Historians usually point to the assassination of Sergei Kirov in 1934, a prominent Communist leader, as an important precursor to the Terror. Stalin used Kirov's assassination to point to conspiracies within the Soviet Union that threatened the country's existence. While a few historians think that Stalin was genuinely frightened by Kirov's murder, many believe that Stalin himself organized the murder as an excuse for political repression (and to kill off a possible political rival in Kirov).

Sergei Kirov
Sergei Kirov picture

Show Trials

The Great Purge began with a number of show trials of high level political leaders. A show trial is one in which the outcome is already determined in advance, rather than a fair trial, and used for political propaganda purposes. The show trials charged many Bolshevik party leaders with counter-revolution, and many were charged with killing Sergei Kirov. Devout Communists, such as Nikolai Bukharin--one of Stalin's main political rivals-- were charged with absurd crimes and executed. This allowed Stalin to both eliminate any potential political opposition to his rule and to make people think that there really were serious conspiracies around them. These alleged conspiracies were used to explain any failures of the Soviets. Instead of Stalin being held responsible for not achieving their goals, the victims of the show trials became scapegoats. Many people often believed that the individuals who were arrested were guilty, sometimes up until the moment they themselves, or someone very close to them, were arrested.

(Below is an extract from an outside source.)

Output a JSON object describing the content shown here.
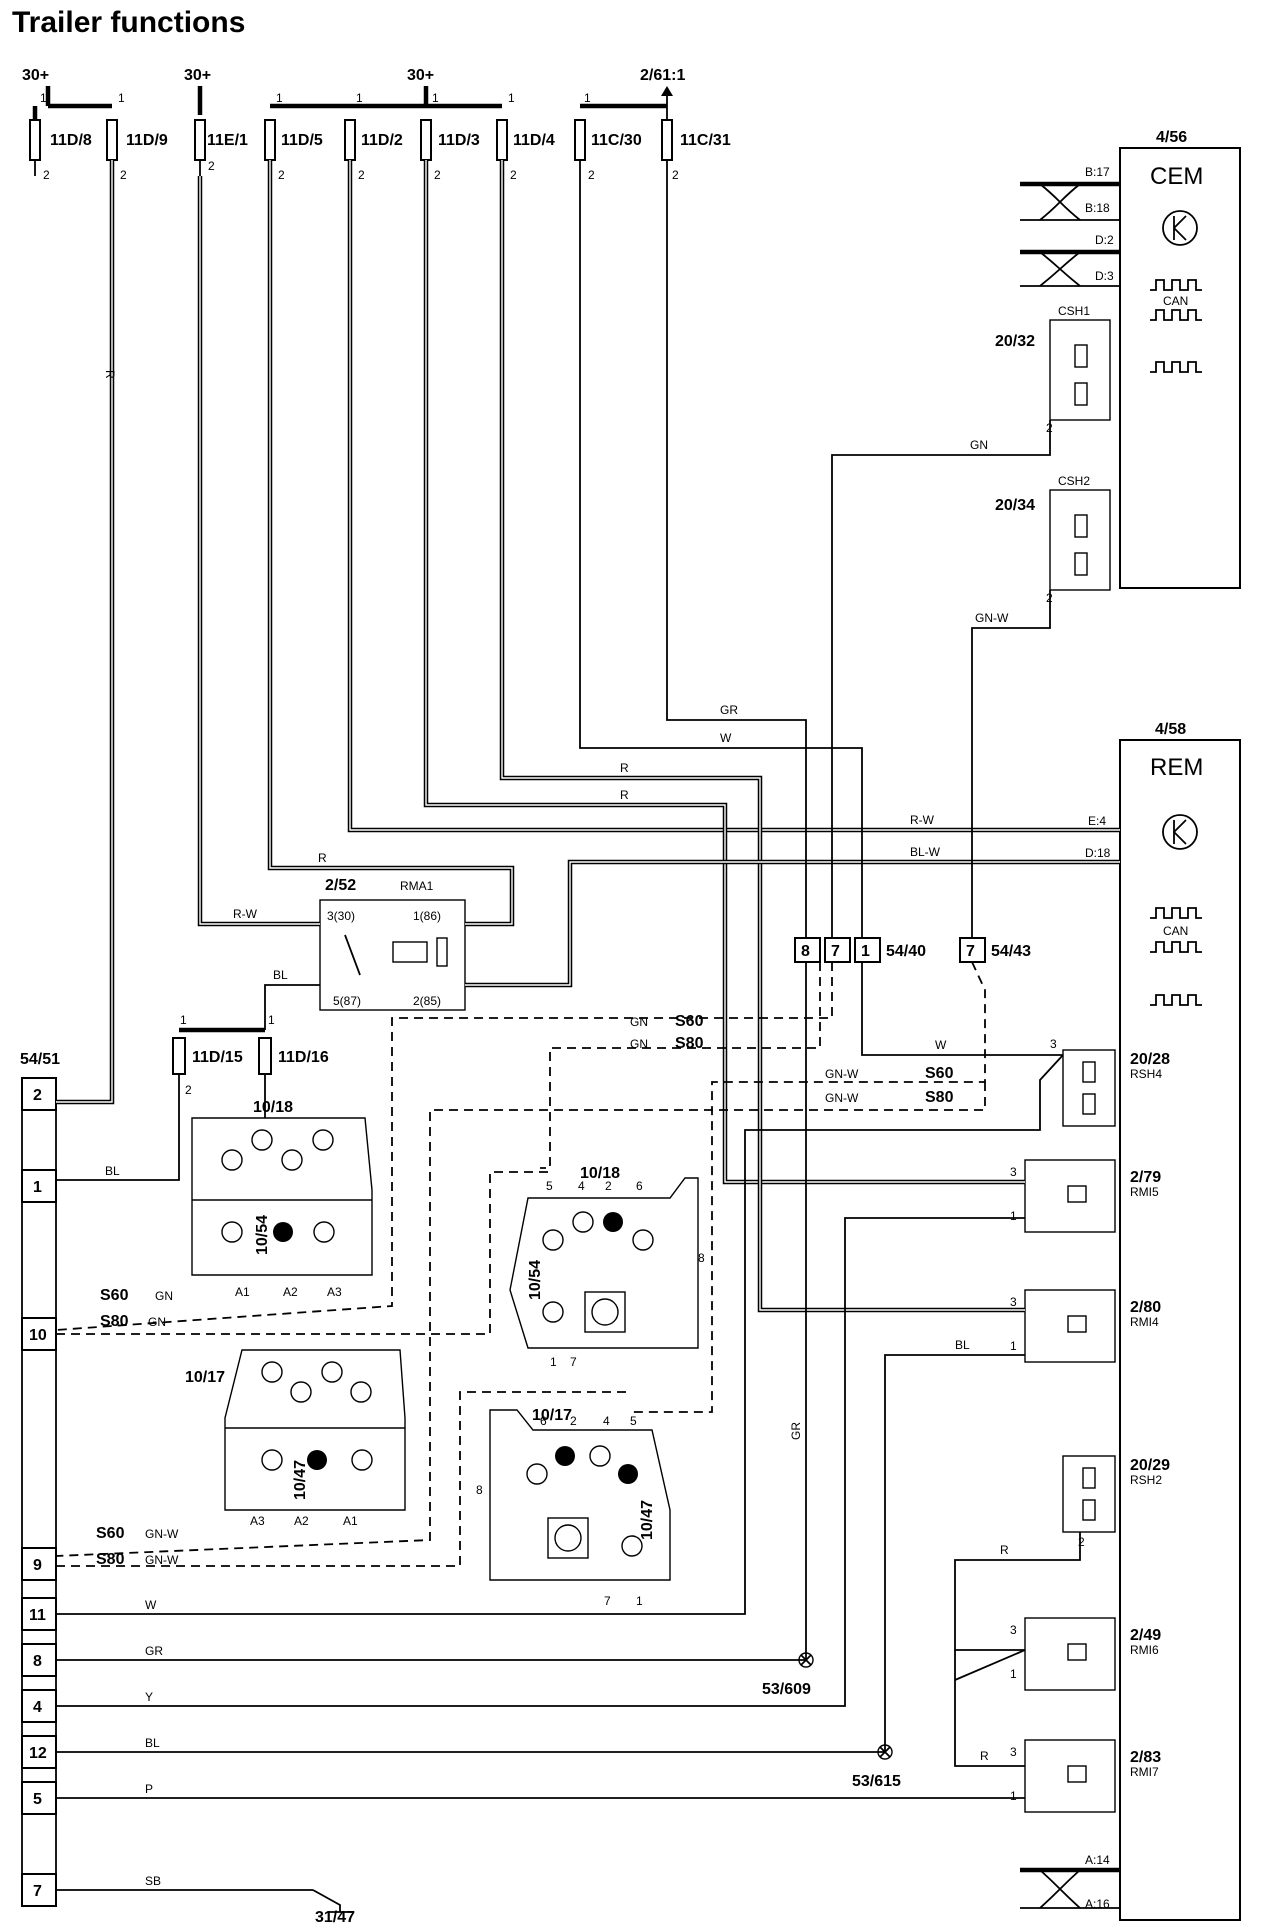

Show trials, however, usually were just for high-level figures. Ordinary people were unlikely to face a show trial. Many people were shot without a trial, their guilt determined by a troika, or a group of three individuals from the NKVD. The NKVD stood for the People's Commissariat for Internal Affairs and was the name for the secret police at the time. The members of the troika were different secret policemen acting under Stalin's direction who acted like judges. However, the ''trials'' held by the troika were no such thing; they simply found you guilty.

The arrests and executions were often fairly random; your neighbor was arrested and, under torture and duress, named you and anyone else he could think of as a counter-revolutionary.